As China continues to expand at developing country rates and Chinese companies’ thirst for global capital grows, all seems very positive for Hong Kong. Sir Donald Tsang, the former colonial bureaucrat turned communist-approved chief executive who won re-election at the weekend in an odd but entertaining race, campaigned on a promise to make the territory a financial capital to rival London and New York over the next five years.
But there’s a cloud on the sunny horizon — small now, perhaps, but looming larger. The fear is that the city is in danger of becoming too Chinese; of losing its unique international status.
Although Hong Kong was always a Chinese city, even when it was nominally British, there has been a noticeable shift in the outlook of the place in the past decade. Mainlanders occupy more powerful positions in the skyscrapers of Central and Wanchai. Shopkeepers will tell you that their Cantonese-speaking staff now prefer to learn Mandarin rather than English to deal with the inflow of tourists and workers from the mainland.
So what’s the problem? Losing some of the polyglot aspects of this great city is a small price to pay, surely, for being China’s main financial gateway to the rest of the world.
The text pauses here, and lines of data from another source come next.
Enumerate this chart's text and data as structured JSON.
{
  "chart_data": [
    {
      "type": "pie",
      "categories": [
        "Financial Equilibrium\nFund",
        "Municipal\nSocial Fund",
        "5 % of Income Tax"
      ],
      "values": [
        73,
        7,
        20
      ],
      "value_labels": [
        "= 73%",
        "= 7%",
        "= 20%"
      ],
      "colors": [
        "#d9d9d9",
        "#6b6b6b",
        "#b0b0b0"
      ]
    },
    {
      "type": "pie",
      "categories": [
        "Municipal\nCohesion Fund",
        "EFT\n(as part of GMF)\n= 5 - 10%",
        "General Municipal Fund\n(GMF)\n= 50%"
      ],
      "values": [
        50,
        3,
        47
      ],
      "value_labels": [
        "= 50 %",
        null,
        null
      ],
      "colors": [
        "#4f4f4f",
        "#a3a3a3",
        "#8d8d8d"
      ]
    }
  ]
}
Yes, you may lose a bit of that exotically cosmopolitan flavour, but you gain a status as the New York of the massive Chinese economy.
The problem is, according to some of Hong Kong’s old hands, that while the place may play its role as China’s financial capital now, while the yuan remains a hermit currency and foreigners have virtually no access to the Shanghai Stock exchange that will not last.
What happens as China liberalises its capital markets in the next decade or so? The signs are that China wants Shanghai to be its financial centre of choice, not Hong Kong, which is still a bit alien to the politburo bosses in Beijing.
As one seasoned investment banker here put it to me: “Hong Kong had a window of opportunity to become a truly international financial centre over the past 15 years — and it missed it.”
Senior financial officials in the territory dismiss this fear. Ron Arculli, the head of the Hong Kong Stock Exchange, told me last week that he was unfazed by the Shanghai threat: “Tension and competition will always be there, but we are confident we have the right ingredients to be a dominant financial centre.”
Officials also seem to be trying to rebalance Hong Kong’s financial role. They have made a push over the past year for more Asian business — launching a series of roadshows to advertise Hong Kong’s virtues for companies in South-East Asia and even the Middle East. But they are latecomers: Singapore has been on this trail for a while.
Of course, Hong Kong may yet achieve financial supremacy inside China. Henry Tang, the territory’s thoughtful and urbane financial secretary, told me last week that the one thing that the world’s great financial centres — London, New York, Hong Kong — have in common is their legal system. The rules and principles that govern business in those cities are all rooted in the English common law, a system that has proved an unrivalled genius for creating the kind of fairness and flexibility that capitalism needs to survive.
So expect to hear a lot more about the virtues of English law in the next few years – an odd but still perhaps potent weapon with which to challenge China for global financial supremacy.